調査結果によると、マンション総会での電子投票システム実施割合はわずか6.5%、利用人数に関しても9.2%と、他の業界に比べて低い数値が示されました。これは分譲マンション業界のデジタル推進が進行しているとは言い難い状況です。
マンション管理組合のIT活用に対する意識
分譲マンションの管理組合自体は、IT活用に対する意識があることが、一般社団法人マンション管理業協会の調査結果からもわかります。この調査では、およそ6割の組合が「IT総会は必要だと思う」と回答しており、デジタル化のニーズが存在することが窺えます。しかし、実際の導入には至っていないのが現状です。
IT活用が進まない理由
電子投票システム導入のメリットとして、マンション総会の準備にかかる時間を65%削減できるというデータも存在します。しかし、マンション管理会社のフロントマンは、これを積極的に導入する動機を持たない傾向があります。その主な理由としては、以下のポイントが挙げられます。
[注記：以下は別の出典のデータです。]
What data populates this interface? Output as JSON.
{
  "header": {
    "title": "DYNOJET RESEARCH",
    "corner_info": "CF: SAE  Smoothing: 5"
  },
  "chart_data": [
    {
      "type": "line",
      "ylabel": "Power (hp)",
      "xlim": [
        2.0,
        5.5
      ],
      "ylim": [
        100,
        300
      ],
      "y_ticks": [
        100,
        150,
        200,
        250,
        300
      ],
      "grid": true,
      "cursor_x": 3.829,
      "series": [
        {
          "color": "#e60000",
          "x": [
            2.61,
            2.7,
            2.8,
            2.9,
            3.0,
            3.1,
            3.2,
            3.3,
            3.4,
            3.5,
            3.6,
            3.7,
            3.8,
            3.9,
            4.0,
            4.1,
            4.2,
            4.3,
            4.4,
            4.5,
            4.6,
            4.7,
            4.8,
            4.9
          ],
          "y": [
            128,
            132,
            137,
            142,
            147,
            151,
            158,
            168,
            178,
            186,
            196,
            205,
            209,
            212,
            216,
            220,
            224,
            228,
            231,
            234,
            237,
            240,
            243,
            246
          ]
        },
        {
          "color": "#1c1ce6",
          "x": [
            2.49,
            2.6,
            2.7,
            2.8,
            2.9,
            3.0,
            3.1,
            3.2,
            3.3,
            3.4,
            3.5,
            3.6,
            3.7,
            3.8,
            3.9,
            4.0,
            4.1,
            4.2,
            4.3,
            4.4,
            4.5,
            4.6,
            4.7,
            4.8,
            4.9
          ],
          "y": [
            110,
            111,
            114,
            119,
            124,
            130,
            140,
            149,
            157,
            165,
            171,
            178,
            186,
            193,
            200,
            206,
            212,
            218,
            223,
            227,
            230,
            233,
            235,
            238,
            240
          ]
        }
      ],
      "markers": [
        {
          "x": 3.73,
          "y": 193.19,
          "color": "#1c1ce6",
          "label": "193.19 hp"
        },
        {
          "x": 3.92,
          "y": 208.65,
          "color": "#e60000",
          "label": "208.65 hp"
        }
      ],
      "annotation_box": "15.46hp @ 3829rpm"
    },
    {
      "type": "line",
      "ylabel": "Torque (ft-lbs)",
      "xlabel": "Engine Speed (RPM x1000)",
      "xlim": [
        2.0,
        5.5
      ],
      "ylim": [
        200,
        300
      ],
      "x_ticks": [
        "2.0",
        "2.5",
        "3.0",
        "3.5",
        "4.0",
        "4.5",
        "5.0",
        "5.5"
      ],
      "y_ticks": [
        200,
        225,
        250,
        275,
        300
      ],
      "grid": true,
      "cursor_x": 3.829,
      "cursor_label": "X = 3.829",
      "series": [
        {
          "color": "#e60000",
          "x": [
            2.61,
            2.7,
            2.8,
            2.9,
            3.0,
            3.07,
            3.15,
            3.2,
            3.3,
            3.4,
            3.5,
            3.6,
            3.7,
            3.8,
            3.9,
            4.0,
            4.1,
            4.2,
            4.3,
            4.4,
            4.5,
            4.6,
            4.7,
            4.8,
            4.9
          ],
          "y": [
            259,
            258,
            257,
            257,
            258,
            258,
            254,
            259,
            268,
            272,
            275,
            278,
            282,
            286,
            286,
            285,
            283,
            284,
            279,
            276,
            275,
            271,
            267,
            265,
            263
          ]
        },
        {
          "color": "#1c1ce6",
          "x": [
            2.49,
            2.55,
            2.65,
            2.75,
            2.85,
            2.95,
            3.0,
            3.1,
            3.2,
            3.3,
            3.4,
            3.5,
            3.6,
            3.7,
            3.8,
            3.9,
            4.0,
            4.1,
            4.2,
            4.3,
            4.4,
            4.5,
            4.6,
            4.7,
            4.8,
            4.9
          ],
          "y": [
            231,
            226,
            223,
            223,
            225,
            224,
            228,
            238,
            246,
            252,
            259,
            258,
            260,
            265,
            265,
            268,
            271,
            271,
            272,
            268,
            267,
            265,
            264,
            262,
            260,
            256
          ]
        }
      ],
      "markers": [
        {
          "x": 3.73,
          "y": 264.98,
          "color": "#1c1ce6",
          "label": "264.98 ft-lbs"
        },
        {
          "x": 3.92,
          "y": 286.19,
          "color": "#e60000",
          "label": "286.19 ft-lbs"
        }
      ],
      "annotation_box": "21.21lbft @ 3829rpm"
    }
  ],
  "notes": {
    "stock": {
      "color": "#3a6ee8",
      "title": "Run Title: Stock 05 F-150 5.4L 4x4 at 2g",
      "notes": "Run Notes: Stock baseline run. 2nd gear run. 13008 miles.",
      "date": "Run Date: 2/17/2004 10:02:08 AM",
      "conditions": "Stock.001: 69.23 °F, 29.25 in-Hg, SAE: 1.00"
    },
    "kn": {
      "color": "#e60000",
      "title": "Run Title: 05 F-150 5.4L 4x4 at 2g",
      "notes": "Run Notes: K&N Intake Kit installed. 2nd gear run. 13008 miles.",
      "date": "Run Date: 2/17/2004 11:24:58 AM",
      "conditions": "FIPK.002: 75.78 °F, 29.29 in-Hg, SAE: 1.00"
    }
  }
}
- - マンション総会のIT活用は、管理会社の担当者(フロントマン)の判断に依存している
- - 時間コストが削減されても、それがフロントマンの評価に繋がらない
- - IT活用が設備の販売につながらない限り、管理会社による導入意欲が高まらない
このように、マンション管理会社と管理組合の間にはIT活用に対する温度差が存在し、業界全体のデジタル化が進まない要因となっています。テレワークの普及により、区分所有者の中にはIT能力が向上した人もいるため、今後のアプローチに期待がかかります。
管理組合の運営スタイルの変化
これまで、我が社ではマンション管理会社向けの広告や宣伝を行ってきましたが、今回の調査結果を受けて、今後はマンション管理組合への直接アプローチに転換する方針です。この方針によって、マンション総会におけるIT活用が加速すると期待しています。これにより、例えば電子投票の導入が管理会社を介さずとも可能となる環境を提供できるようになるでしょう。
まとめ
分譲マンション業界におけるIT活用が他の業界に比べて著しく遅れている理由は明白です。しかし、管理組合の中にはデジタル化への期待が高まっており、今後の展開によっては業界全体の変革が促進される兆しもあります。ITを活用した運営が進むことで、より便利で効率的なマンション管理が実現されることを期待しています。